ENTRY ROUTES

Over the past six decades we have seen significant growth in the number of residency training disciplines certified by the Royal College and the College Family Physicians of Canada, including 29 Royal College specialities, 36 subspecialities, and 16 diploma areas, as well as 19 areas of enhanced skills in Family Medicine. 

Disciplines have a profound societal impact within health care, where resident doctors serve a dual role as both postgraduate trainees and health care providers. The mix of disciplines ultimately guides the supply of physicians in different specialties and locations across the country.

Entry routes, or how one enters into residency and one’s discipline is a key step in the postgraduate medical education system.

RDoC’s Role

RDoC has developed a formal position and national advocacy approach to address and influence changes in education delivery that align with patient needs and support learner transitions across the education continuum and into practice.

We believe that the mix of PGME entry disciplines, and their ability to serve the needs of the Canadian health care system, must be continually re-evaluated to ensure they are aligned with societal and patient needs, adequate generalist skills, and practice and career flexibility.

With this in mind, RDoC has identified four guiding principles around social accountability, coordination of decisions, versatility, and relevance to future practice.

Accompanying the principles is a comprehensive set of calls to action for medical educators, health authorities, and governments to consider when discussing entry routes and medical education reform.

RDoC is co-chairing the Entry Routes Working Group, which has reframed the discussion from “entry disciplines” to “entry routes”.

January 2017: RDoC hosts the first Entry Routes Working Group Meeting
Representatives from RDoC, FMRQ, CFMS, FMEQ, UGME, & PGME met to develop the Working Group’s Terms of Reference and Problem Statement.

April 2016: Stakeholder meetings and presentations at the Canadian Conference for Medical Education (CCME)
RDoC representatives made several presentations on the Entry Disciplines Principles and Calls to Action to key stakeholders and conference attendees.

November 2015: Position Paper Principles on Entry Disciplines and Framework for Medical Education Reform Released
This position paper was released, including a set of four principles for medical educators, health authorities, and governments to consider when discussing entry disciplines and medical education reform.

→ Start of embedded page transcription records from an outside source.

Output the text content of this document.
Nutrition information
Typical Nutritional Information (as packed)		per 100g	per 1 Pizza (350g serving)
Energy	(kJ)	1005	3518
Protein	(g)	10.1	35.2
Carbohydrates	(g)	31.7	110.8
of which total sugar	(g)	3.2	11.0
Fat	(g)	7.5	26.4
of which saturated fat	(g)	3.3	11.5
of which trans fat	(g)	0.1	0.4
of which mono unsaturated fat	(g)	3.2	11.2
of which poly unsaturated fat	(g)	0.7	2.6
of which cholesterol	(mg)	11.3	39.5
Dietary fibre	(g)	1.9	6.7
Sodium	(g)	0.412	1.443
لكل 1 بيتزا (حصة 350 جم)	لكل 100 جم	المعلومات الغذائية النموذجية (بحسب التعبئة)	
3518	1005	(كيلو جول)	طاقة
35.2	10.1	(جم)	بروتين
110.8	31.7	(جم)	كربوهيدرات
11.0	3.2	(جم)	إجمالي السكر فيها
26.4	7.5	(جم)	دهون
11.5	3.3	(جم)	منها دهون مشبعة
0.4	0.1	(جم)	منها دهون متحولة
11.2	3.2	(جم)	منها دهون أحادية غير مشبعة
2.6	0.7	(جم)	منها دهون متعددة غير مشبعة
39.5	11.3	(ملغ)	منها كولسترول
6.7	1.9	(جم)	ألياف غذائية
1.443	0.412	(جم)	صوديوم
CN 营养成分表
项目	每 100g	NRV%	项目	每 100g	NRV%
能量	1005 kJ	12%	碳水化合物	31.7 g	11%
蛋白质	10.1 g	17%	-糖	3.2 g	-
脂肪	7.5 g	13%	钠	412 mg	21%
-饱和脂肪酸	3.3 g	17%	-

2014: Draft Principles on Entry Disciplines
RDoC presented the Draft Principles for discussion and feedback at the June 13th RDoC Annual General Meeting Town Hall session.

2014: Draft Key Principles and Calls for Action
RDoC drafted a set of Key Principles and Calls for Action that articulate the resident perspective and priorities. These principles and calls to action are intended to serve as the platform for RDoC advocacy with national stakeholders and decision-makers to ensure that changes to the current system meet both the needs of trainees and the patients they serve.

November 22, 2016: Entry Disciplines and Medical Education Reform
Dr. Melanie Bechard presented the RDoC principles on Entry Disciplines to the Physician Resource Planning Advisory Committee.

April 19, 2016: A Framework for Medical Education Reform
Dr. Vishal Varshney gave a poster presentation on the RDoC principles on Entry Disciplines at CCME.

April 17, 2016: Presentation to PG Deans
Dr. Tom McLaughlin presented the RDoC principles on Entry Disciplines to the Postgraduate Deans of Medical Education.

April 16, 2016: Panel Session on Entry Disciplines
Dr. Tom McLaughlin presented the RDoC principles on Entry Disciplines as part of a panel discussion at the CFMS Spring General Meeting.

  • Work with the AFMC and other member organizations of the Entry Routes Working Group to further research the issue of entry routes and develop solutions for consideration.
  • Act as a strong voice for residents through ongoing advocacy and participation in national stakeholder discussions of entry disciplines and changes to the medical education system.